Il est rare qu’un premier jet instrumental impose une telle autorité dès les premières mesures. Avec « Kairo Static », le producteur londonien Akhavelli — vétéran de l’ombre sous l’alias Yvng Face — ne se contente pas de livrer un morceau : il pose la première pierre d’un édifice sonore baptisé Moorthodox Psyence. Ce single inaugural est une plongée viscérale dans un « breakbeat psyence » mid-tempo, où la précision chirurgicale de l’ingénierie rencontre la chaleur brute du grain analogique.
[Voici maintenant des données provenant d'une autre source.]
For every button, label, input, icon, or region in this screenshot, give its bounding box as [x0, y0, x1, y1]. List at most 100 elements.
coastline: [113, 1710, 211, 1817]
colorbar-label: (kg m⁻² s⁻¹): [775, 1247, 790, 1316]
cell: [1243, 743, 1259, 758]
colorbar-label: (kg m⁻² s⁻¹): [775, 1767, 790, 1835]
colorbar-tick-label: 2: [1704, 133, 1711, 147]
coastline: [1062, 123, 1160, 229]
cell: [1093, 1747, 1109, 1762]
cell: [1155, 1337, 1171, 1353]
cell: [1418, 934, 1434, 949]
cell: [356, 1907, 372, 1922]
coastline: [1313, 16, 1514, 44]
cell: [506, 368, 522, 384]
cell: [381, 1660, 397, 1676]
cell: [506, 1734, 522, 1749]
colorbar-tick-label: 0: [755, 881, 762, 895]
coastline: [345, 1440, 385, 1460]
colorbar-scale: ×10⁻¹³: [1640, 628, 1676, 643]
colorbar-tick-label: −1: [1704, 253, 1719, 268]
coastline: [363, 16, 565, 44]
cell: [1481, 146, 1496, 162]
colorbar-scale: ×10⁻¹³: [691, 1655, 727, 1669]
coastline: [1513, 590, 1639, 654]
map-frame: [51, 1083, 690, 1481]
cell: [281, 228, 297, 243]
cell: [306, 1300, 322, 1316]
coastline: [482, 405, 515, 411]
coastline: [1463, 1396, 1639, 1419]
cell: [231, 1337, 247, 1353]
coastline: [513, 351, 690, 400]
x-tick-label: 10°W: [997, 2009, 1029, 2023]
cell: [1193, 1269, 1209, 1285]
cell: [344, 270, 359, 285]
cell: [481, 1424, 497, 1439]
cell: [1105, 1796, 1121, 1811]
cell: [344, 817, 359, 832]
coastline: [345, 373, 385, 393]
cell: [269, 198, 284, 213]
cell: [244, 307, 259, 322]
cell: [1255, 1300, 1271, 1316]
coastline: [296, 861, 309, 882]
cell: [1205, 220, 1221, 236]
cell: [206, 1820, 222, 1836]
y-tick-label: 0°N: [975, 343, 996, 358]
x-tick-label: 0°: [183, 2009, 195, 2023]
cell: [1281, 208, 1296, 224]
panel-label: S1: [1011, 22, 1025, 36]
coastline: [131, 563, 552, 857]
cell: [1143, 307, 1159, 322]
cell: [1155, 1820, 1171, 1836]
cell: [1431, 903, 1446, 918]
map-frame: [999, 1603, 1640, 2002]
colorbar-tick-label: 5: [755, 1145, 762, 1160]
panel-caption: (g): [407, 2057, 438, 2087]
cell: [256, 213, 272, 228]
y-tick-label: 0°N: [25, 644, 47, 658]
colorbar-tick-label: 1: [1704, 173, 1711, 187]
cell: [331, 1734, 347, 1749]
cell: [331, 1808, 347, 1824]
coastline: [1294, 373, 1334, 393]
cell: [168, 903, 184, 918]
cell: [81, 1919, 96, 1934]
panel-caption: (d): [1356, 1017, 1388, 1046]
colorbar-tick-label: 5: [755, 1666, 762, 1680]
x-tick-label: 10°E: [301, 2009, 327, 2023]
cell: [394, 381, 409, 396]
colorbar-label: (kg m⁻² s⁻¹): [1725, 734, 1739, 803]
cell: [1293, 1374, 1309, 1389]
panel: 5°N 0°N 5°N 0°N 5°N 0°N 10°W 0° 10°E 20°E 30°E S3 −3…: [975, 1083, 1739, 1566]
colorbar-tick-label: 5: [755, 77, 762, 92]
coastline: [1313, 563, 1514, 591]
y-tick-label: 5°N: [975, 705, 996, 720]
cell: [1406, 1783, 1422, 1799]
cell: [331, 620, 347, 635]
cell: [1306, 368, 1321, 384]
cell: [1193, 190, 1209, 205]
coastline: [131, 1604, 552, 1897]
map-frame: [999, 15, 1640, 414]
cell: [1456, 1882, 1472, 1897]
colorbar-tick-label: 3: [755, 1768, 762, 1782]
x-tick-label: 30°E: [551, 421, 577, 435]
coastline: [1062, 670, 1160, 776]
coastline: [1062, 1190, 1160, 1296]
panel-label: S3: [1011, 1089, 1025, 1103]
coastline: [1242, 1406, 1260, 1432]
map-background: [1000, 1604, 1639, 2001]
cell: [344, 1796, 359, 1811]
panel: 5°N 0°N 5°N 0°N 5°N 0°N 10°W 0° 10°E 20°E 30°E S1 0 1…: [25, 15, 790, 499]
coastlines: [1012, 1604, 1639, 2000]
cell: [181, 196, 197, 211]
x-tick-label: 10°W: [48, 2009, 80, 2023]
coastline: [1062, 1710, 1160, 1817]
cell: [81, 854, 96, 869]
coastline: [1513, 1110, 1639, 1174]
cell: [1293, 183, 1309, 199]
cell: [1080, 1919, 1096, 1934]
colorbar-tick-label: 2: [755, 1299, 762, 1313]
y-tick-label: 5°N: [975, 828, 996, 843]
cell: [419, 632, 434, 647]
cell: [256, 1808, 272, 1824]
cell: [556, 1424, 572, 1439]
Dès l’ouverture, une ligne de basse profonde et parfaitement maîtrisée vient ancrer le morceau, tandis que des rythmiques breakbeat roulantes dictent une cadence hypnotique. Ce qui frappe, c’est l’art du collage organique. Akhavelli exhume des samples vocaux du rap des années 90, les découpant et les scratchant pour les transformer en une couche percussive supplémentaire, totalement fondue dans le groove.
Le voyage s’épaissit lorsque des fragments spectraux de chant Enka japonais et des échos de folk américain s’invitent dans le mix. Ce télescopage culturel crée un contraste saisissant, une tension poétique entre la mélancolie humaine et la rigueur mécanique des machines. La progression est implacable, culminant dans un passage de batterie « glitched » aux montages complexes, avant de redescendre vers une pulsation sereine.
Issu de la culture du crate-digging, Akhavelli prouve que l’échantillonnage reste un art majeur. « Kairo Static » est une pièce soignée et intentionnelle, qui réconcilie l’âme des vieux vinyles avec la science sonore du futur. Un début magistral.